Et le secret pour se resservir, bien sûr, c'est d'avoir une belle femme qui vous remplit le bol...

Tout en tripotant la radio pour capter le signal, Lin Fan observait Su Qing, toujours en tablier, qui débarrassait la table.

« Ce grand tablier cache complètement la robe qu'elle porte », songea-t-il. « De cet angle, on dirait presque qu'elle n'a rien en dessous... »

...

« Hé, gamin, c'était quoi le coup de main dont tu avais besoin ? »

Su Qing interpella Lin Fan en rangeant la cuisine.

Le rappel de Su Qing ramena Lin Fan à la tâche.

Il avait mal dormi la nuit précédente, et maintenant, le ventre plein, la somnolence le gagnait.

Il alla aux toilettes, s'aspergea le visage d'eau pour se réveiller, puis vida le carton de laisses sur la table basse.

Voyant ça, Su Qing s'approcha et examina les laisses.

« Hé, gamin, c'est quoi toutes ces laisses ? »

Lin Fan réalisa qu'il ne lui avait pas encore expliqué son plan. Il lui dit qu'il comptait descendre par la fenêtre du sixième étage, et le sang se retira du visage de Su Qing.

« Quoi ? Pas question ! Et si t'arrive quelque chose ? Ces laisses peuvent même pas supporter ton poids ! »

Il était clair que Su Qing paniquait vraiment. « Si Lin Fan lui arrive quelque chose », s'inquiétait-elle, « qu'est-ce que je deviens toute seule ? »

« Si j'y passe, toute cette bouffe est à toi. T'en serais pas contente ? »

Lin Fan chambra.

« Salaud ! »

Su Qing comprit qu'il déconnait, mais son esprit tournait encore à son plan absurde. « Ça vaut vraiment le coup de risquer ta vie juste pour nettoyer les zombies de l'immeuble ? Ils peuvent pas sortir si on garde les portes blindées fermées... »
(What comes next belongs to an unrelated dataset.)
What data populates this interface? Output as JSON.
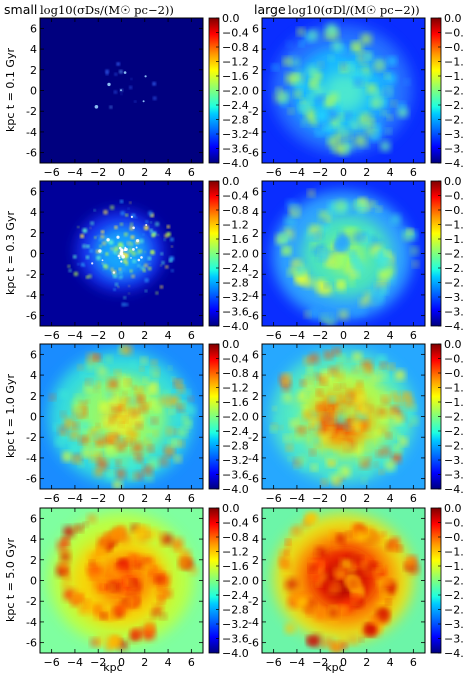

« Bien sûr que je le fais pas juste pour nettoyer les zombies », pensa Lin Fan. « L'essentiel, c'est que tuer des zombies me donne du loot et augmente ma barre de vie. L'occasion de les tuer dans un environnement clos est bien meilleure que de les affronter dans la rue... »

Mais il ne jugea pas nécessaire de tout dire à Su Qing.

« Essaie de voir le bon côté... Fais-moi confiance, ces laisses sont costauds. Elles tiendraient un mastiff tibétain. »

Lin Fan lui tendit une laisse. Toutes identiques : cordes en nylon épaisses, plus de dix millimètres de diamètre.

« Suffit de défaire toutes les coutures... »

En parlant, il choppa un cutter et se mit à trancher délicatement les points du manche et du mousqueton, prenant soin de ne pas abîmer la corde.